His devices make Ivan content,
But concerned once their power is spent.
When his iPhone gets flatter, ’e
Charges the battery
Till it’s 100%.

We were down at the battle an’ cruiser,
Me an’ Dad, gettin’ Britneys in. “Choose a
Poison: Gary, or Nelson?”
“Pint of Paul, ta. As well, son,
Get one or two Veras.” The boozer.

A few of the tiddlies (tiddly winks, drinks) you’ll find down at an East End battle cruiser (boozer, pub; a boozer is also someone who drinks a lot) have their own Cockney rhyming slang: Britney (Spears) for beers, Gary (Glitter) for bitter, Nelson (Mandela) and Paul Weller for Stella (Stella Artois, the Belgian beer), and Vera Lynn for gin.

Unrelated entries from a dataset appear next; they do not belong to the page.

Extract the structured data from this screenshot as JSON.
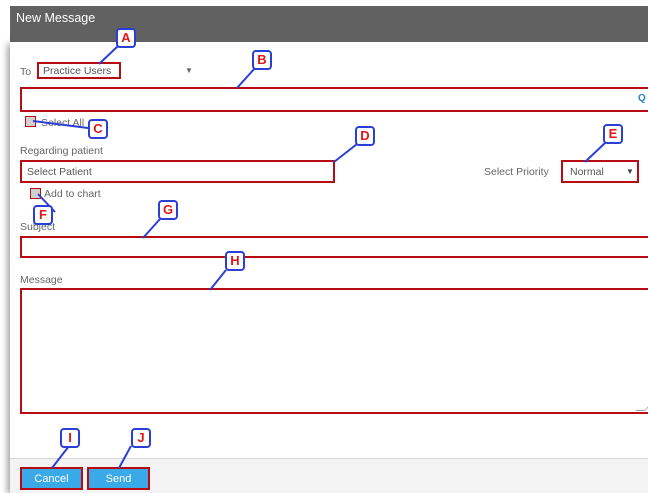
{
  "window": {
    "title": "New Message"
  },
  "to": {
    "label": "To",
    "selected": "Practice Users",
    "arrow": "▼"
  },
  "recipient_search": {
    "value": "",
    "icon": "search-icon",
    "glyph": "Q"
  },
  "select_all": {
    "label": "Select All",
    "checked": false
  },
  "regarding": {
    "label": "Regarding patient",
    "placeholder": "Select Patient"
  },
  "priority": {
    "label": "Select Priority",
    "selected": "Normal",
    "arrow": "▼"
  },
  "add_to_chart": {
    "label": "Add to chart",
    "checked": false
  },
  "subject": {
    "label": "Subject",
    "value": ""
  },
  "message": {
    "label": "Message",
    "value": ""
  },
  "footer": {
    "cancel_label": "Cancel",
    "send_label": "Send"
  },
  "callouts": [
    "A",
    "B",
    "C",
    "D",
    "E",
    "F",
    "G",
    "H",
    "I",
    "J"
  ],
  "colors": {
    "titlebar": "#616161",
    "highlight": "#b80c14",
    "button": "#3aa9e8",
    "callout_border": "#2b3fd6",
    "callout_text": "#e01818"
  }
}
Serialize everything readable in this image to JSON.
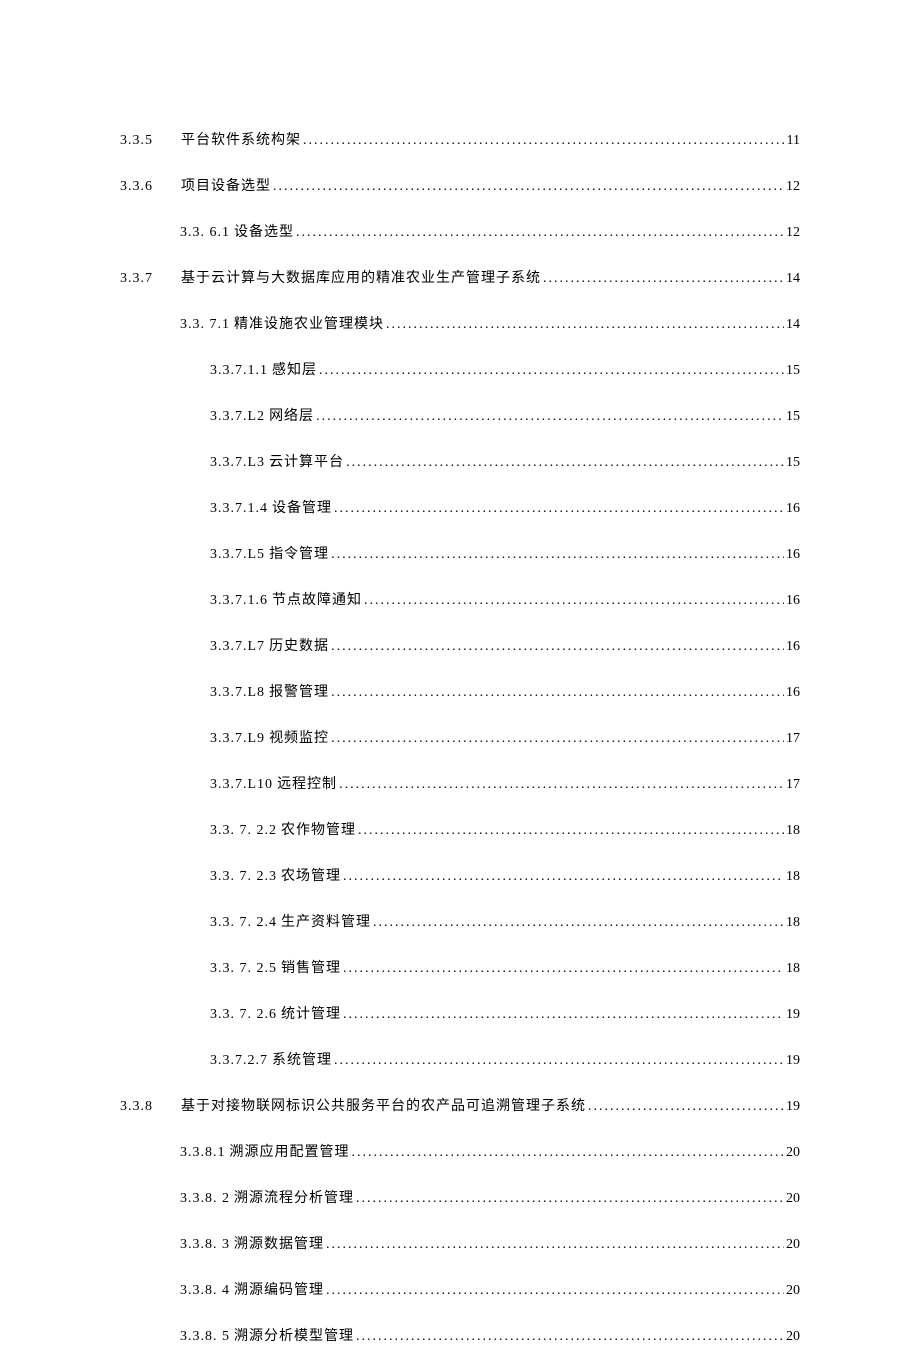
{
  "toc": [
    {
      "indent": 0,
      "number": "3.3.5",
      "numberClass": "gap-after-number",
      "title": "平台软件系统构架",
      "page": "11"
    },
    {
      "indent": 0,
      "number": "3.3.6",
      "numberClass": "gap-after-number",
      "title": "项目设备选型",
      "page": "12"
    },
    {
      "indent": 1,
      "number": "3.3. 6.1",
      "numberClass": "gap-small",
      "title": "设备选型",
      "page": "12"
    },
    {
      "indent": 0,
      "number": "3.3.7",
      "numberClass": "gap-after-number",
      "title": "基于云计算与大数据库应用的精准农业生产管理子系统",
      "page": "14"
    },
    {
      "indent": 1,
      "number": "3.3. 7.1",
      "numberClass": "gap-small",
      "title": "精准设施农业管理模块",
      "page": "14"
    },
    {
      "indent": 2,
      "number": "3.3.7.1.1",
      "numberClass": "gap-small",
      "title": "感知层",
      "page": "15"
    },
    {
      "indent": 2,
      "number": "3.3.7.L2",
      "numberClass": "gap-small",
      "title": "网络层",
      "page": "15"
    },
    {
      "indent": 2,
      "number": "3.3.7.L3",
      "numberClass": "gap-small",
      "title": "云计算平台",
      "page": "15"
    },
    {
      "indent": 2,
      "number": "3.3.7.1.4",
      "numberClass": "gap-small",
      "title": "设备管理",
      "page": "16"
    },
    {
      "indent": 2,
      "number": "3.3.7.L5",
      "numberClass": "gap-small",
      "title": "指令管理",
      "page": "16"
    },
    {
      "indent": 2,
      "number": "3.3.7.1.6",
      "numberClass": "gap-small",
      "title": "节点故障通知",
      "page": "16"
    },
    {
      "indent": 2,
      "number": "3.3.7.L7",
      "numberClass": "gap-small",
      "title": "历史数据",
      "page": "16"
    },
    {
      "indent": 2,
      "number": "3.3.7.L8",
      "numberClass": "gap-small",
      "title": "报警管理",
      "page": "16"
    },
    {
      "indent": 2,
      "number": "3.3.7.L9",
      "numberClass": "gap-small",
      "title": "视频监控",
      "page": "17"
    },
    {
      "indent": 2,
      "number": "3.3.7.L10",
      "numberClass": "gap-small",
      "title": "远程控制",
      "page": "17"
    },
    {
      "indent": 2,
      "number": "3.3. 7. 2.2",
      "numberClass": "gap-small",
      "title": "农作物管理",
      "page": "18"
    },
    {
      "indent": 2,
      "number": "3.3. 7. 2.3",
      "numberClass": "gap-small",
      "title": "农场管理",
      "page": "18"
    },
    {
      "indent": 2,
      "number": "3.3. 7. 2.4",
      "numberClass": "gap-small",
      "title": "生产资料管理",
      "page": "18"
    },
    {
      "indent": 2,
      "number": "3.3. 7. 2.5",
      "numberClass": "gap-small",
      "title": "销售管理",
      "page": "18"
    },
    {
      "indent": 2,
      "number": "3.3. 7. 2.6",
      "numberClass": "gap-small",
      "title": "统计管理",
      "page": "19"
    },
    {
      "indent": 2,
      "number": "3.3.7.2.7",
      "numberClass": "gap-small",
      "title": "系统管理",
      "page": "19"
    },
    {
      "indent": 0,
      "number": "3.3.8",
      "numberClass": "gap-after-number",
      "title": "基于对接物联网标识公共服务平台的农产品可追溯管理子系统",
      "page": "19"
    },
    {
      "indent": 1,
      "number": "3.3.8.1",
      "numberClass": "gap-small",
      "title": "溯源应用配置管理",
      "page": "20"
    },
    {
      "indent": 1,
      "number": "3.3.8. 2 ",
      "numberClass": "gap-small",
      "title": "溯源流程分析管理",
      "page": "20"
    },
    {
      "indent": 1,
      "number": "3.3.8. 3 ",
      "numberClass": "gap-small",
      "title": "溯源数据管理",
      "page": "20"
    },
    {
      "indent": 1,
      "number": "3.3.8. 4 ",
      "numberClass": "gap-small",
      "title": "溯源编码管理",
      "page": "20"
    },
    {
      "indent": 1,
      "number": "3.3.8. 5 ",
      "numberClass": "gap-small",
      "title": "溯源分析模型管理",
      "page": "20"
    }
  ]
}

He’s strugglin’, our Dazza; because ’e
Is a ridgey-didge, genuine Aussie,
Most pollies will call
Him a battler, and small,
Though his heart is as big as Mount Kozzy.

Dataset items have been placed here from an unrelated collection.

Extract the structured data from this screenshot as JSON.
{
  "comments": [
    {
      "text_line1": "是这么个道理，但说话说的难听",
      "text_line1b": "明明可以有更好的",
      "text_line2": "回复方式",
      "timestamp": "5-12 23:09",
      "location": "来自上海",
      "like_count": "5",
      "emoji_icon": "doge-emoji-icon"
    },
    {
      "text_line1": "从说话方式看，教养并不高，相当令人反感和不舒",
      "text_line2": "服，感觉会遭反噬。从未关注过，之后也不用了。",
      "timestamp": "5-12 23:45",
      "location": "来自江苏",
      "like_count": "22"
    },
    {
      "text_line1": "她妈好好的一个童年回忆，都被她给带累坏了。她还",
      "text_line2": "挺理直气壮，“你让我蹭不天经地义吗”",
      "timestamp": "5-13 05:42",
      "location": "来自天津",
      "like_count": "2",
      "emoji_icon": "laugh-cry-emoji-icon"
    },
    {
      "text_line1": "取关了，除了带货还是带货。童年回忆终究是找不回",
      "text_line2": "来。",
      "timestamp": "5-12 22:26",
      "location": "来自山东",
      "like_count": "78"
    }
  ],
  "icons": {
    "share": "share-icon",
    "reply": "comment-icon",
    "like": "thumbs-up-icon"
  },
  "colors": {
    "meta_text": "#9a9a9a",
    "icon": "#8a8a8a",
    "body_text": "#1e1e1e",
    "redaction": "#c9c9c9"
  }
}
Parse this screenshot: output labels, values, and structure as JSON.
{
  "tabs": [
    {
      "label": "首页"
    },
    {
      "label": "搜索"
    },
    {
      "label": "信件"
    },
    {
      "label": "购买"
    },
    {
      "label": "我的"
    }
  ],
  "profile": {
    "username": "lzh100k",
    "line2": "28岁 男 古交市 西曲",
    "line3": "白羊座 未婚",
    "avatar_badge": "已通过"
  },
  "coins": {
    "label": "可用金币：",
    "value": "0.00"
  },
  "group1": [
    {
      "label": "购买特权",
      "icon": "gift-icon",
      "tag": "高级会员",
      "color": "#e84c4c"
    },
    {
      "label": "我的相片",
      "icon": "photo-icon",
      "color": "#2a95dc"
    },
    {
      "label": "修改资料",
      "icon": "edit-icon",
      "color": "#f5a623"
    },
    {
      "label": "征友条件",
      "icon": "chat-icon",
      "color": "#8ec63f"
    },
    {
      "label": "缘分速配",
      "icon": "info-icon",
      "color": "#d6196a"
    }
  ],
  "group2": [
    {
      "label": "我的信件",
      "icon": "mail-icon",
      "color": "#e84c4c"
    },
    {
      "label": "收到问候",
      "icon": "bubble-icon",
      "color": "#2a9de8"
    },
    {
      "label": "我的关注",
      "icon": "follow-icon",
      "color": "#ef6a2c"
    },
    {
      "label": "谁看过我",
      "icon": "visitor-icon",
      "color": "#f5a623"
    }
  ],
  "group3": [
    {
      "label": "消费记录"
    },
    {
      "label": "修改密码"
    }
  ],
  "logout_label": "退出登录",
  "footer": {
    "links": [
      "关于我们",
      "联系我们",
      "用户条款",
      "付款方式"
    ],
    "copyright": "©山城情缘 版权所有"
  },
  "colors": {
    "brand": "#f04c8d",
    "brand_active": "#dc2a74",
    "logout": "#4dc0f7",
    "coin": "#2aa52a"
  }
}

Mainland Australia’s tallest peak, Mount Kosciuszko (until 1997 spelled Kosciusko), is named after a Polish national hero whose surname is pronounced kuh-SHOOSH-koh, but Aussies traditionally pronounce its name as KOZ-ee-OSS-koh, or Kozzy for short.

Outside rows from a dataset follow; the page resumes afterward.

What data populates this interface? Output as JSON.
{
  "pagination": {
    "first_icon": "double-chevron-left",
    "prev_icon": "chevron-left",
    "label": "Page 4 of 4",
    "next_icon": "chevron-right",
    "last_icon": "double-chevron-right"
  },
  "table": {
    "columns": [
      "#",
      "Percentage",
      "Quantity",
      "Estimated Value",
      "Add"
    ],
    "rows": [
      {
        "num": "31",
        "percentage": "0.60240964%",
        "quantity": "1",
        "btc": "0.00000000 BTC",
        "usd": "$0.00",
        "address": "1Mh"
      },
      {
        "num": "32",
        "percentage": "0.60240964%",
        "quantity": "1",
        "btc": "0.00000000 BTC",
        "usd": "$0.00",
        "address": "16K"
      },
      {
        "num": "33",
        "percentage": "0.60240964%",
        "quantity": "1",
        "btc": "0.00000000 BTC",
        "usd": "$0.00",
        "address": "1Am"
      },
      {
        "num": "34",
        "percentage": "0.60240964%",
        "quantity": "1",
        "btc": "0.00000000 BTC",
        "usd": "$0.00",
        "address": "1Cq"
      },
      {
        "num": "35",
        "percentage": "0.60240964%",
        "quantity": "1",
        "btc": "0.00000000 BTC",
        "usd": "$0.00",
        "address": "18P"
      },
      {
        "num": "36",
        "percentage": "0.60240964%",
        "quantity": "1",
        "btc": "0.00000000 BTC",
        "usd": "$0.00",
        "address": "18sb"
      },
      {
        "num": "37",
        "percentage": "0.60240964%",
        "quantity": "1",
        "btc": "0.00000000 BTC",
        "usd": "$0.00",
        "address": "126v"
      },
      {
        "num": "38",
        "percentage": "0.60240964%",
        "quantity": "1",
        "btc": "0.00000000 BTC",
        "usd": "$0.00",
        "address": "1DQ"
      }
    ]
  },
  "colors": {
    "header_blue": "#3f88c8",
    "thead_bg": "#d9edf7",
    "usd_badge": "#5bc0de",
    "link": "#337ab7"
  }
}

Aussie pollies (politicians) love to bang on about little Aussie battlers (or just battlers) when talking about everyday people, to show how much they empathise with their struggles. Ridgey-didge means authentic, and can be applied to people in the same way as dinky-di or true blue, both of which mean authentically Australian—like our Darren.

“I’m telling you, son, war is hell.
It was painful to shoot every shell!”
“Gee, pa, I’m intrigued—
Were you battle-fatigued?”
“No, I just couldn’t aim very well.”

Quit your dithering, Captain! Less talk!
Set your feet on the plank and then walk!
There’s a fate worse than death
If you waste one more breath,
And a fate worse than that if you baulk!

I was playing the sergeant at snooker,
When I spied on his hand a verruca;
So I reached in my pocket,
Withdrew a small rocket,
And blasted it with a bazooka.

Most viewers in Britain still choose
The impartial recounting of views
By the government station
Maintained by the nation:
Yes, this is the BBC News.

Do you think Bryan Adams, when he
Said he’d “Run to You”, meant to BC?
This heaven astounds
With its heart-stopping Sounds...
All the kids wanna Rocky, eh, B?

Before he was a somebody, Bryan Adams spent his summers waking up the neighbours in North Vancouver. (Can’t stop this thing we started—please forgive me.)

I ponder the saints and infinity,
The angels, the devils, the Trinity:
You see, my degree
Is a holy BD.
Heaven knows, we could use more Divinity.